Don’t: Add Olive Oil to the Water
Yes, the oil coats the noodles, ensuring they won’t stick together. But it also prevents the sauce from adhering to the noodles. That leads to a pile of bare noodles surrounded by sauce—not ideal. You can add olive oil to the water if you’re not tossing the pasta with sauce.

Do: Dust Fresh Noodles with Flour
When making homemade pasta, it’s crucial to use plenty of flour or semolina. The fresh pasta releases moisture as it sits, causing the noodles to clump together irreparably. Dust the sheets of dough before you cut them, then flour the cut noodles again before portioning them.

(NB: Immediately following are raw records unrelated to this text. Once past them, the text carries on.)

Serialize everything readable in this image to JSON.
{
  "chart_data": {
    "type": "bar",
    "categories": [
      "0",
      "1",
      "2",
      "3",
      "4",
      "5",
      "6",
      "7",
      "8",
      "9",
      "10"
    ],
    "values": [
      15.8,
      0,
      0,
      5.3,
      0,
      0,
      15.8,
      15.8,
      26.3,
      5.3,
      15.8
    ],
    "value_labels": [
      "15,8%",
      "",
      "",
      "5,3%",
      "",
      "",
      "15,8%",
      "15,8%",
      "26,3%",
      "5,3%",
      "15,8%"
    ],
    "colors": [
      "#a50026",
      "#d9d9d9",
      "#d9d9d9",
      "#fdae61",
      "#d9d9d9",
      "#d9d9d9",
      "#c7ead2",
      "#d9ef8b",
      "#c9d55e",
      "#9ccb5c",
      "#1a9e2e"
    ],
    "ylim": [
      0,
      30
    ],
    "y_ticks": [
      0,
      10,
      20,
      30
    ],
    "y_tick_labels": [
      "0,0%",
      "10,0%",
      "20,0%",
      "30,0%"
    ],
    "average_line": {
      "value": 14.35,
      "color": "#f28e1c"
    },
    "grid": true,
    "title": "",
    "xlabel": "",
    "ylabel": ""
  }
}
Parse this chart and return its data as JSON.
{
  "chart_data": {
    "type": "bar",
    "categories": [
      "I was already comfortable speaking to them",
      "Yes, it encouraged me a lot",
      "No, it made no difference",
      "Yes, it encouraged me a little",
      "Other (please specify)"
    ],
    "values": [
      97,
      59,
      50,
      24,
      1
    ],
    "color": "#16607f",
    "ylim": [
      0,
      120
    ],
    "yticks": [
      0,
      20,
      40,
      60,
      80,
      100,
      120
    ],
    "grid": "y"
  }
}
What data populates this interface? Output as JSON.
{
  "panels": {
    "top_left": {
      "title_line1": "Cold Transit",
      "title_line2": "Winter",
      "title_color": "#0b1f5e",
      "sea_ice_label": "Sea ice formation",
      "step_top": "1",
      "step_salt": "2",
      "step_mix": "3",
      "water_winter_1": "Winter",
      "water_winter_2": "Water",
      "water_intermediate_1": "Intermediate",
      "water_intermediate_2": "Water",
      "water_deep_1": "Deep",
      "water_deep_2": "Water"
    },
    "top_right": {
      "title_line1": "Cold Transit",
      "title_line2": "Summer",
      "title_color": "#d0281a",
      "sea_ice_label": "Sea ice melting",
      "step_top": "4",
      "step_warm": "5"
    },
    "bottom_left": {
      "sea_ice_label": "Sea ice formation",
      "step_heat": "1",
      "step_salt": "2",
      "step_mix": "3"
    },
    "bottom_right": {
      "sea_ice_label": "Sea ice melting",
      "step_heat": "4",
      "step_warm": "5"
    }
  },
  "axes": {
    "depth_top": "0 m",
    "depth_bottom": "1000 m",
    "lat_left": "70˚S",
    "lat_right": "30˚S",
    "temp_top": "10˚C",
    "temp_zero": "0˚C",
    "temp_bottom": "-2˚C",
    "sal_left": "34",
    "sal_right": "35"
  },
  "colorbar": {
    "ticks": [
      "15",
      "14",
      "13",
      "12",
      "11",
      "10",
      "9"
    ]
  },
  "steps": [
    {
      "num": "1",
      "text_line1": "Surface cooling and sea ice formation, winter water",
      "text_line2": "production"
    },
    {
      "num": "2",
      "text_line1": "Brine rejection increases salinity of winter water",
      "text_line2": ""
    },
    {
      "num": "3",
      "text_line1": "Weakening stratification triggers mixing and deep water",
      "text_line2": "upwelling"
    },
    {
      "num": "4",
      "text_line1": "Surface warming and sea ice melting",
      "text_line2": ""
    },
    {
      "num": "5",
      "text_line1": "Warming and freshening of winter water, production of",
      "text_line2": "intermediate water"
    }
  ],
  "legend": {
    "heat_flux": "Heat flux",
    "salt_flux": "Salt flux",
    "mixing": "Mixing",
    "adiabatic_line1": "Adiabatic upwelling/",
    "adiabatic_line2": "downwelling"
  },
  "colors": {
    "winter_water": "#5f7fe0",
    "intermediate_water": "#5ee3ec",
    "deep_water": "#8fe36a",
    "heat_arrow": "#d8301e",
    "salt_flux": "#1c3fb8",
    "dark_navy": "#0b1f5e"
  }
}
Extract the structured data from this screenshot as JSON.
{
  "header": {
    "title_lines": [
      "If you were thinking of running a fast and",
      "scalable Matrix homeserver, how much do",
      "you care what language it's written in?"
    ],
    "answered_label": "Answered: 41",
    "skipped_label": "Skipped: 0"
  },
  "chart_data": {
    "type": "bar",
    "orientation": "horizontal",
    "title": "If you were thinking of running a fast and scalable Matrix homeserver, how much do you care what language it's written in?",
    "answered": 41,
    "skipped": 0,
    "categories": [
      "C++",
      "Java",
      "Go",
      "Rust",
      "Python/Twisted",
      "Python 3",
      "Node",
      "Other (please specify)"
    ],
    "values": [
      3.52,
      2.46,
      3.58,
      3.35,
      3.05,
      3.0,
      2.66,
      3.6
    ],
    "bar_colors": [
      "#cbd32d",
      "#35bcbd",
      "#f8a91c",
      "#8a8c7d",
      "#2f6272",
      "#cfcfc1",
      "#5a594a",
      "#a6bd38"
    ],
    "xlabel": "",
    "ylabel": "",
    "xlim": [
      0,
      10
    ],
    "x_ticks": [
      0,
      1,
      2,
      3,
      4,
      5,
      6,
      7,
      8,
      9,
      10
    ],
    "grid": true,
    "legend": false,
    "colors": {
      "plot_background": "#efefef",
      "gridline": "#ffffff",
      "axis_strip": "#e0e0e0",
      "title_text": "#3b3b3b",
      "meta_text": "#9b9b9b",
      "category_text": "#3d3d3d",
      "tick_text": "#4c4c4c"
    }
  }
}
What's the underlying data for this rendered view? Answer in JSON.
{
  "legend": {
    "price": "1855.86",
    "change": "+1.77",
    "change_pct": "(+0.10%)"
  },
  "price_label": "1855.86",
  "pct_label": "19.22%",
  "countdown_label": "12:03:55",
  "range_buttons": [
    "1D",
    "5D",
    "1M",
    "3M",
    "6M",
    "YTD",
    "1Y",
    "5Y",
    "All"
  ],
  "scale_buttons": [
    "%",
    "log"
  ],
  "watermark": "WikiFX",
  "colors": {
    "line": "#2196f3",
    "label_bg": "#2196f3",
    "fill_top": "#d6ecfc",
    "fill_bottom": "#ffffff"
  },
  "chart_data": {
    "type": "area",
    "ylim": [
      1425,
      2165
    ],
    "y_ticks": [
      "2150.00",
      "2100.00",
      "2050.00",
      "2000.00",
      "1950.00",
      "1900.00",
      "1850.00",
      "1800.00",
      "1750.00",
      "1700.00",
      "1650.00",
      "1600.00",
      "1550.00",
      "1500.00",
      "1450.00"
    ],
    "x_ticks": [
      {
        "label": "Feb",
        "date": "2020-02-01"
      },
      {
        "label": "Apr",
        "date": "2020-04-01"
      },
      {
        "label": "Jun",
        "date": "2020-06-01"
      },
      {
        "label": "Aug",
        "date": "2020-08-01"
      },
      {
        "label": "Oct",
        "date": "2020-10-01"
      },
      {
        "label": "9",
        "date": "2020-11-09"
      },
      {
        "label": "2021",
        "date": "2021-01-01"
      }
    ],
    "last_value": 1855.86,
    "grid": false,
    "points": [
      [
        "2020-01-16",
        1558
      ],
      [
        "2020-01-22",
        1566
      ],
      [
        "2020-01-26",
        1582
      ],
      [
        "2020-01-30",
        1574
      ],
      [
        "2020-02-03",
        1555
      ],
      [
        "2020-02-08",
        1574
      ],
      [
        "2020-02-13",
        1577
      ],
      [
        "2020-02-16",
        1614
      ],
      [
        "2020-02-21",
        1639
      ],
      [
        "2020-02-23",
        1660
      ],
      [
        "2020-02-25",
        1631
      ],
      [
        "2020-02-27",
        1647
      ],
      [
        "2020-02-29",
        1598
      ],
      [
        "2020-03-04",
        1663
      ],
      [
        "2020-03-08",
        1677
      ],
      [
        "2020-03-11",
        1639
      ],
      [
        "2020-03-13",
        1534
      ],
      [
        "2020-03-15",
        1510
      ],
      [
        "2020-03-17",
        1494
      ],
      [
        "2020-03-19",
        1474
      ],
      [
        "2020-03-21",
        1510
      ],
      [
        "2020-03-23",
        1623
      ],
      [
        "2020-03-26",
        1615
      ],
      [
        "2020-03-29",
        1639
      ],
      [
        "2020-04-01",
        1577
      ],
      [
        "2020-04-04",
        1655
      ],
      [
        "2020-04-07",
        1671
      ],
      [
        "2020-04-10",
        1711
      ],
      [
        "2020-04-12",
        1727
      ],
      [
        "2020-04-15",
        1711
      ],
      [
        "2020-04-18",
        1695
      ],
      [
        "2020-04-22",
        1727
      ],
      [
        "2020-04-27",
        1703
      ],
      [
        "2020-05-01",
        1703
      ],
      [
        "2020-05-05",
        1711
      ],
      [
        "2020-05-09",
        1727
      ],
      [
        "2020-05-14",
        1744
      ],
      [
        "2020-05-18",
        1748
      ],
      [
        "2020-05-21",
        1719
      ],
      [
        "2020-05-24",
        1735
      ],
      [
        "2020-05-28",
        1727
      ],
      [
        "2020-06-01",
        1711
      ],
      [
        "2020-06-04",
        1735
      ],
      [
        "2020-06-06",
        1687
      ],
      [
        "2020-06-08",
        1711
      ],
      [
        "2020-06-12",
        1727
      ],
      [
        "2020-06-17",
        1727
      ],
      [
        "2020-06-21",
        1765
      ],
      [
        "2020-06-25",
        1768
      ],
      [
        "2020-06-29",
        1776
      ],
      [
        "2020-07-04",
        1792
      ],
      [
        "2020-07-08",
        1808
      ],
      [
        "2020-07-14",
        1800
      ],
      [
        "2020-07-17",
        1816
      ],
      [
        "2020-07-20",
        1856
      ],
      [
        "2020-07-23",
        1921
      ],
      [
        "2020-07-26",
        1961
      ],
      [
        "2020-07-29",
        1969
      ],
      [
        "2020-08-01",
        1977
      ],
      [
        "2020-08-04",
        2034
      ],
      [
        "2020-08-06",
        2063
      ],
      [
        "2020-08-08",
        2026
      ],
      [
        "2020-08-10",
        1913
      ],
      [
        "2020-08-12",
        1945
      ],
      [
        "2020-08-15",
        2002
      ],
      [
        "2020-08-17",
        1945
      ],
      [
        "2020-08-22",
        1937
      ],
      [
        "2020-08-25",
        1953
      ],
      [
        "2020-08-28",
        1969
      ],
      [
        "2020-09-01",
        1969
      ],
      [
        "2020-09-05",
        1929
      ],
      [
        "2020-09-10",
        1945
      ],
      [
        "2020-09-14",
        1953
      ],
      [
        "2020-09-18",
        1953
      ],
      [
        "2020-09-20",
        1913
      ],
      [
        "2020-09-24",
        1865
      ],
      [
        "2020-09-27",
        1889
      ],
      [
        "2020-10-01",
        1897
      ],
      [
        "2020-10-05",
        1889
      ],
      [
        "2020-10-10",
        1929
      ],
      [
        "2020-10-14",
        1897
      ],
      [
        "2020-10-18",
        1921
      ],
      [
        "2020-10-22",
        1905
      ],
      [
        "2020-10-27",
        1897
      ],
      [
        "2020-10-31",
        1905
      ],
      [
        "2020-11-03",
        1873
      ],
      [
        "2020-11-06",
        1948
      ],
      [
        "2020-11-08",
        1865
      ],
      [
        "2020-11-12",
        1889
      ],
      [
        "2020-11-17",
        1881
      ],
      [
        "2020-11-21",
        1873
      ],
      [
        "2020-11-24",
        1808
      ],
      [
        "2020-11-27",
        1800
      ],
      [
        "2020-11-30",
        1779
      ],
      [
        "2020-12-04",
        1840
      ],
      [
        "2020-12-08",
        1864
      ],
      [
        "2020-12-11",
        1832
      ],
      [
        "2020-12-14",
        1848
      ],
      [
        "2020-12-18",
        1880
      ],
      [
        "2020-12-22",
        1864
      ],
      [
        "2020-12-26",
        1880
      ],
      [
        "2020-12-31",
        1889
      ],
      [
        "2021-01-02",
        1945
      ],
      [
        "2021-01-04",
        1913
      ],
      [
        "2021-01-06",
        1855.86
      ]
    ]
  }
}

Don’t: Cook the Pasta Ahead of Time
If your noodles are done before the pasta sauce is ready, they’re bound to stick together in the colander. You can toss the pasta with a small amount of oil, but that will prevent the sauce from clinging to the pasta. You could run the noodles under cold water, but that also rinses the starches that help the sauce adhere.
Instead, time your cooking so you’re ready to combine the noodles with the sauce as soon as they come out of the boiling water.

Do: Use Plenty of Water
Pasta cooks best when it has enough space to expand. Don’t force your noodles into a tiny pot with barely enough water. The pasta will release starch into the water as it cooks, causing a sticky situation without enough water. We recommend 3 or 4 quarts of water per pound of pasta—and a pot that can hold it all without boiling over.

Do: Measure Your Pasta
It’s easy to overestimate how much pasta you need. Instead of dumping in the whole box, take the time to measure proper portions. For small shapes, you’ll want about 1 heaping cup of dry pasta per person. For long noodles, use this nifty pasta measuring tool. You can also use a kitchen scale to weigh out servings—about 2 ounces per person.

Don’t: Skimp on Salt
It won’t keep the pasta from sticking together, but do salt the cooking water to create flavorful pasta. Grab your measuring spoons and add about 1-1/2 tablespoons of salt for every pound of pasta. Learn more about how to salt pasta water the right way.

Do: Keep Long Noodles Intact
Breaking long pasta, like spaghetti or linguine, does help it fit into the pot, but it’s not the best practice. Instead, place one end of the pasta in boiling water and use a spoon to gently submerge the noodles as they soften. You also want to make sure you have—you guessed it—a big enough pot. Use your new skills to whip up one of these linguine recipes.

Do: Match the Pasta Shape to the Sauce
Most of us know that fettuccine pairs well with thick, decadent sauces (hello, homemade Alfredo). But what about other pastas? Make sure you’re pairing a complementary sauce to your noodles’ shape: wide noodles with rich sauces, thin noodles with delicate sauces and thick, tube-like pasta for baked dishes. Don’t miss our guide to pasta shapes.

Don’t: Under (or Over) Cook the Pasta
We’re not sure which is worse: chewy, tough pasta with a hard center or mushy, soft pasta that’s completely overcooked. Find that sweet spot by learning to cook your pasta al dente. Keep an eye on the pasta as it boils and check it frequently. The suggested cook time stamped on the box may not always be accurate. Practice this skill with our best pasta recipes.

Do: Taste as You Go
Professional chefs are so good at what they do because they taste their creations all the time. Before you commit to draining an entire batch of pasta, sample a noodle or two to make sure it’s cooked to your liking. The easiest way to fish out a single strand of pasta? Grab a good pair of long-handled tongs.